Presas Brilhantes na Noite Escura

Victor Kichler
Desafios em Faerun e Além
9 min readJun 8, 2022
Phandalin em um dia cinza com a Mansão Tressendar ao fundo.

Chovia pelo terceiro dia seguido, portanto ambas estavam com os nervos a flor da pele. Lolita uma halfling Pés-Ligeiros e Kathani uma humana de pele escura originalmente de Zakhara, irmãs de tudo menos de sangue saíram a algumas horas de Phandalin, onde a busca por trabalho e, quem sabe, algo valioso que pudesse ser “pego emprestado”, resultou apenas em dor de cabeça e na certeza absoluta de que já estavam naquela cidade a tempo demais, afinal os olhares dos guardas e do prefeito pareciam indicar que sabiam mais do que deviam sobre as duas. Saíram em meio ao entardecer chuvoso e agora com suas capas encharcadas e pesadas andam lado a lado pelo canto de uma trilha lateral que corta a Estrada Trijavali. Pensam em que caminho tomar, pois sabem que se continuarem seguindo a sudoeste inevitavelmente acabarão vislumbrando a Estrada do Comércio de onde poderão seguir ao norte para Inverno Velado e ao sul para a metrópole de Águas Profundas e seus problemas e possibilidades de cidades grandes. Mas isso era um problema para a Lolita e Kathani do futuro, as do presente só precisavam encontrar um local apropriado para erguer acampamento e tentar se proteger da chuva e do frio até o amanhecer.

Era meia madrugada quando o primeiro uivo acordou Lolita. A halfling imediatamente se levanta e sai de dentro da barraca para a garoa fina que desce se misturando a uma estranha névoa que desliza arroxeada em meio a vegetação rasteira. Kathani já esta com suas adagas de prontidão, ficando de costas para sua companheira quando o segundo uivo toma conta da noite. Lobos comuns tão perto da estrada? Muito improvável. Lobos Atrozes, talvez? O pensamento foi interrompido por uma série de grunhidos e rosnados vindos da direita, ou será da esquerda? A névoa está mais alta agora, quase cobrindo a cabeça da halfling, olhos vermelhos as observam envoltos em tentáculos de névoa obscura. Som de patas se chocando fortemente contra o chão e agora elas os veem. Lupinos sim, mas não são lobos, as criaturas gigantes cuja parte humana não pode ser vista agora caem sobre as duas, golpes e estocadas acertam seus alvos, mas o grupo de Lobisomens é grande e feroz e a luz da noite se apaga para as aventureiras.
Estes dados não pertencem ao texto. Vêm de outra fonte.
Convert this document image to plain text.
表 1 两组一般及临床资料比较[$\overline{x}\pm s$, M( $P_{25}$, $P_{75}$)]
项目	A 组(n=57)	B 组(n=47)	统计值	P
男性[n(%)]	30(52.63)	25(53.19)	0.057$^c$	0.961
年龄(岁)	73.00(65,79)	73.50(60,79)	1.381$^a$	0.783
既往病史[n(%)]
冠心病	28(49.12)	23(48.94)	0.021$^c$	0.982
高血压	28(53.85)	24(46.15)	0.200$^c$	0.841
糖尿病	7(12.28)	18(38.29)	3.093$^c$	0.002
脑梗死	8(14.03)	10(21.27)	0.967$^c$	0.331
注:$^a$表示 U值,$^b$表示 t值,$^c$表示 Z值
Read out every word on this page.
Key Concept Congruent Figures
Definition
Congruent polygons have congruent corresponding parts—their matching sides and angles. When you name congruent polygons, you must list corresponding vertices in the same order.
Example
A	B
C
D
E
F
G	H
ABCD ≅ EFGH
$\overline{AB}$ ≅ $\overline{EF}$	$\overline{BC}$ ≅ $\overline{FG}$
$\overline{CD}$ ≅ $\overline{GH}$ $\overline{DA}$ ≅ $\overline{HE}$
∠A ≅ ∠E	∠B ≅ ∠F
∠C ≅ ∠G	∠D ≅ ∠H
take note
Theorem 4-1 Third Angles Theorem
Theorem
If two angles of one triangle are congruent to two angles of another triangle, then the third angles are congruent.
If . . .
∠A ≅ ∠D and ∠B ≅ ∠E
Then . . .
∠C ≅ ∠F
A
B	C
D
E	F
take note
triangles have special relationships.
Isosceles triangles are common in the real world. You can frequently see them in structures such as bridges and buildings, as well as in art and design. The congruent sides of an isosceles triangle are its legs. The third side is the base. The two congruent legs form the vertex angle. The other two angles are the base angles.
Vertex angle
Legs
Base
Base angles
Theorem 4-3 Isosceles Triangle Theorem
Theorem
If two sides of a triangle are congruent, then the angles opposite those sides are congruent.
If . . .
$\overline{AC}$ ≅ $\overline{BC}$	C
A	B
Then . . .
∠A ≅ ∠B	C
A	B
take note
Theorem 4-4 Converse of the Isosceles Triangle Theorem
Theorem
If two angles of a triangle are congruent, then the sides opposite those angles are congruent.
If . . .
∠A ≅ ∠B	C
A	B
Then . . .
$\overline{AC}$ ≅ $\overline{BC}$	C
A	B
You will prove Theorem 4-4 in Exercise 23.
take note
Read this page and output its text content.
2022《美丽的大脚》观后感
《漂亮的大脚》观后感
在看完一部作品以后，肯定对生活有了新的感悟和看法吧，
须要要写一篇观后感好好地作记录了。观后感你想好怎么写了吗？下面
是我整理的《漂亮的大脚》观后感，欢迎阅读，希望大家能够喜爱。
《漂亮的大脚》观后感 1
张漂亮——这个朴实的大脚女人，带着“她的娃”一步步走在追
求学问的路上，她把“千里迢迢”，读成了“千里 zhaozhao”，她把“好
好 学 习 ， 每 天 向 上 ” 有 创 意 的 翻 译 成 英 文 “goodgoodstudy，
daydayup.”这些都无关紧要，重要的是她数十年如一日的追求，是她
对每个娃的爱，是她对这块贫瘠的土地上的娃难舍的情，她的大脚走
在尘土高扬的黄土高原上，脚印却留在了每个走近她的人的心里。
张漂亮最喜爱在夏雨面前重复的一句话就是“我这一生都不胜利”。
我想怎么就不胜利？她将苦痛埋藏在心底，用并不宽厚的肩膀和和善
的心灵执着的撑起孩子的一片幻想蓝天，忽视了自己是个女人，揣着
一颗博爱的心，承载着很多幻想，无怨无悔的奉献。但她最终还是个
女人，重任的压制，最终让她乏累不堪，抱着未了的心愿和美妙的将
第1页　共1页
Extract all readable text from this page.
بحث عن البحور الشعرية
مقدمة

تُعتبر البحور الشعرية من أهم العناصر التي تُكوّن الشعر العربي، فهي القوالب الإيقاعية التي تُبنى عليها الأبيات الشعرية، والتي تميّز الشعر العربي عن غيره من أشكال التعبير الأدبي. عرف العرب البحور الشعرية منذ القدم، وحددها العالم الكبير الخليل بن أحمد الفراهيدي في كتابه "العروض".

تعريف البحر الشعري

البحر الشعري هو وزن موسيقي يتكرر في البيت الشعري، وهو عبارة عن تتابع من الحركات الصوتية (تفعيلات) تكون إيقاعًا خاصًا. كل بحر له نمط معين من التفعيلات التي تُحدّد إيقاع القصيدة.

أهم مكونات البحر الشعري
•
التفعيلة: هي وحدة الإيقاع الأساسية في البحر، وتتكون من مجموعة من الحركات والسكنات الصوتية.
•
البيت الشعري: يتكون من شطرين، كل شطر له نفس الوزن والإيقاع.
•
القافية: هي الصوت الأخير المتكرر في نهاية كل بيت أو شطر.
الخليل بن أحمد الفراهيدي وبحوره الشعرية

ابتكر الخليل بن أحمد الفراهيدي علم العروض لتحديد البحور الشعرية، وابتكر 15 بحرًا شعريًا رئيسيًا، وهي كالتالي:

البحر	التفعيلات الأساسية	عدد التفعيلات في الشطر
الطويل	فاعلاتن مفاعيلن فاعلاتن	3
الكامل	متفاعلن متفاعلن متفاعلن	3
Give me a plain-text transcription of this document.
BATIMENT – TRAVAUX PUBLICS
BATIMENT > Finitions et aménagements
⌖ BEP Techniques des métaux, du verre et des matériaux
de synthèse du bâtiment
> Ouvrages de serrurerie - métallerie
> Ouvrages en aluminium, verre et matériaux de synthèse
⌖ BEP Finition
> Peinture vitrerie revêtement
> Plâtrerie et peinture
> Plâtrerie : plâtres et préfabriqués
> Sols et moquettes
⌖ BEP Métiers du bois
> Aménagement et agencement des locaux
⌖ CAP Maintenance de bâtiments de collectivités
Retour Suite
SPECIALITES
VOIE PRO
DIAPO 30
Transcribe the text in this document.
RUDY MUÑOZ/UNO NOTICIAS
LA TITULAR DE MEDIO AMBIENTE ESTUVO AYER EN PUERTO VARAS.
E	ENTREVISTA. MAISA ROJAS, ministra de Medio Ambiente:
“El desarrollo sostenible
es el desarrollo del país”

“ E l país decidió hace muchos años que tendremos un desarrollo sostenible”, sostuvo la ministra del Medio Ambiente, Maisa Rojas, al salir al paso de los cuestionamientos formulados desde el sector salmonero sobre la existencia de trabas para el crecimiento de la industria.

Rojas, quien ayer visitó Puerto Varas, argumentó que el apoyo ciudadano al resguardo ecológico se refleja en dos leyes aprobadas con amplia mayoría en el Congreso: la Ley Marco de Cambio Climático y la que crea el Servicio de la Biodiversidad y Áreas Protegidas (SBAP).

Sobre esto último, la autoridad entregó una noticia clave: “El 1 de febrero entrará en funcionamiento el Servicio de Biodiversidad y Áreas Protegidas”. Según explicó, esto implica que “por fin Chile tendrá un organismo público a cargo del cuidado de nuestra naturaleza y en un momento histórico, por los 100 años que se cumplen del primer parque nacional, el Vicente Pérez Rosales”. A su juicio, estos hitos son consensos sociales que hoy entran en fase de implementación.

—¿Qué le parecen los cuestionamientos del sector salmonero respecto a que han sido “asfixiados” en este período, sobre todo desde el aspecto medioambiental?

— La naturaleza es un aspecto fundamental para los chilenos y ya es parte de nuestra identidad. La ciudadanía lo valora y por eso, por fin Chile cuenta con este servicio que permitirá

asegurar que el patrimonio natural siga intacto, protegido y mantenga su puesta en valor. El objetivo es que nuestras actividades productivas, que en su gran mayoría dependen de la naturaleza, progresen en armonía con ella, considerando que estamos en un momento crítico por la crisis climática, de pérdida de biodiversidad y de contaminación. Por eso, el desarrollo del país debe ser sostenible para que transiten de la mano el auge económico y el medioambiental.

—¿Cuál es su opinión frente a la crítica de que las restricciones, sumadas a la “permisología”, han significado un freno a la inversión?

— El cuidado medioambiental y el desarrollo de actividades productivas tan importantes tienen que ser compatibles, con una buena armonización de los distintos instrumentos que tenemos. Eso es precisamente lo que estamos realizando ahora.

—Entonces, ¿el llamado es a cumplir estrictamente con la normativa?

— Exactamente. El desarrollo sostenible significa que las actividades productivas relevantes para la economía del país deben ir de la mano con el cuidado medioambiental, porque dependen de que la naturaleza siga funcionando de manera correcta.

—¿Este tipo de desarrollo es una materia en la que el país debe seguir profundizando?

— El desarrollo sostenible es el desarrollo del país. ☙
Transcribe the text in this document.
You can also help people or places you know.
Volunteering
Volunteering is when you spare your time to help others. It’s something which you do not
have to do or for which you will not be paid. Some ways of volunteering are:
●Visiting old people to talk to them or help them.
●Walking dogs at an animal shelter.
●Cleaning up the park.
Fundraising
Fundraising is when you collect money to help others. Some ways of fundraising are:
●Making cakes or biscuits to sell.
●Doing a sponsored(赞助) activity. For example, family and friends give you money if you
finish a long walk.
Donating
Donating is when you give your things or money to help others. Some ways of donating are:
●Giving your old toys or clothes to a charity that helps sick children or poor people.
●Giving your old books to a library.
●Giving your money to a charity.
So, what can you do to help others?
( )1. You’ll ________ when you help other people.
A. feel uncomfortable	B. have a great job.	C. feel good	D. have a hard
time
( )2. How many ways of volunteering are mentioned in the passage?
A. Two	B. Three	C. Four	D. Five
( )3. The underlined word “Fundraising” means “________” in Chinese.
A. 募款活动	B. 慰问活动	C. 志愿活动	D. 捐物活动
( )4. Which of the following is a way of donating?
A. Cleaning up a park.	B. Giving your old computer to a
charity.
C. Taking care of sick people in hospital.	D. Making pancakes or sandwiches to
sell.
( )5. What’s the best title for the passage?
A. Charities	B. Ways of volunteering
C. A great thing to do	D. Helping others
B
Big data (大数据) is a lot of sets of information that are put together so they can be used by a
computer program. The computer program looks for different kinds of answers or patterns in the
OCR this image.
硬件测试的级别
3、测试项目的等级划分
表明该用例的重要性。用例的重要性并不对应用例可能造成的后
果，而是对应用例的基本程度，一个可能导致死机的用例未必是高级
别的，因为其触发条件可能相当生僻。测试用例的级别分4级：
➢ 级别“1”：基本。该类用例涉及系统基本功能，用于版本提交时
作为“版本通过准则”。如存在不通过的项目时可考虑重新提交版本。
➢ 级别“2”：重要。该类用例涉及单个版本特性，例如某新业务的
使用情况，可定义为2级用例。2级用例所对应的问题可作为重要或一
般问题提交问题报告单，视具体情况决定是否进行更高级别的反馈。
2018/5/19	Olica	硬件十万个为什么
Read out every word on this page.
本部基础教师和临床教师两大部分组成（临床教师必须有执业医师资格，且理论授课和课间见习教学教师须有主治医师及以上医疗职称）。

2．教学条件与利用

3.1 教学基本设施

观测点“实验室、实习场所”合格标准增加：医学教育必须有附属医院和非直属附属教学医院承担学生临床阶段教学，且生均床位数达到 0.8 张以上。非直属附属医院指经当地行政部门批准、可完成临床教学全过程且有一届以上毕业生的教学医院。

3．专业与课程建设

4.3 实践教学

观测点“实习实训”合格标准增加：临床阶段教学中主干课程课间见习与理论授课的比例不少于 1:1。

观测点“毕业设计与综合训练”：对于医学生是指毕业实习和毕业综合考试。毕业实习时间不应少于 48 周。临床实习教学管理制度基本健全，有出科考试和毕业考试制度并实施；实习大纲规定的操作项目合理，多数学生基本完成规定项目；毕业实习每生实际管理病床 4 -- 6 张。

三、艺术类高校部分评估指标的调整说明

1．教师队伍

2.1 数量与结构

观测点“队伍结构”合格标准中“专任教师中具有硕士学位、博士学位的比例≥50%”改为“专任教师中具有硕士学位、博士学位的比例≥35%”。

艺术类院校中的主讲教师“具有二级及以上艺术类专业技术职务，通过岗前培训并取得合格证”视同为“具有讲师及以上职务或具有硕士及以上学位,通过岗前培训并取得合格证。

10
Lobisomem Atroz em busca de sua presa

O tremor da carruagem e o choro baixinho de uma garotinha foram as duas coisas que acordaram Kathani. Ao lado dela sua amiga dormia com a cabeça descansando encostada em seu braço, uma grande bandagem suja de sangue escondia metade de seu rosto. Ela sentia as costas ardendo em brasa e lembrou das garras dos inimigos cortando sua carne. Como e por que ainda estavam vivas eram questionamentos que deveriam ficar para depois, o mais importante é o que estavam fazendo dentro de uma carruagem de luxo com uma garotinha chorando e um homem e uma mulher vestindo roupas da mais alta aristocracia faeruniana e para onde diabos estavam indo. A ladra questiona seus companheiros de viagem, mas tudo que recebe em troca são olhares vazios dos adultos e olhares repletos de lágrimas da garotinha magra, até que a carruagem para com um solavanco e quase imediatamente a porta se abre revelando uma noite fria com uma garoa leve do lado de fora e é nesse momento que a criança suplica as palavras que no decorrer da noite infelizmente farão sentido.

— Por favor mamãe, não deixe o Diabo me levar”.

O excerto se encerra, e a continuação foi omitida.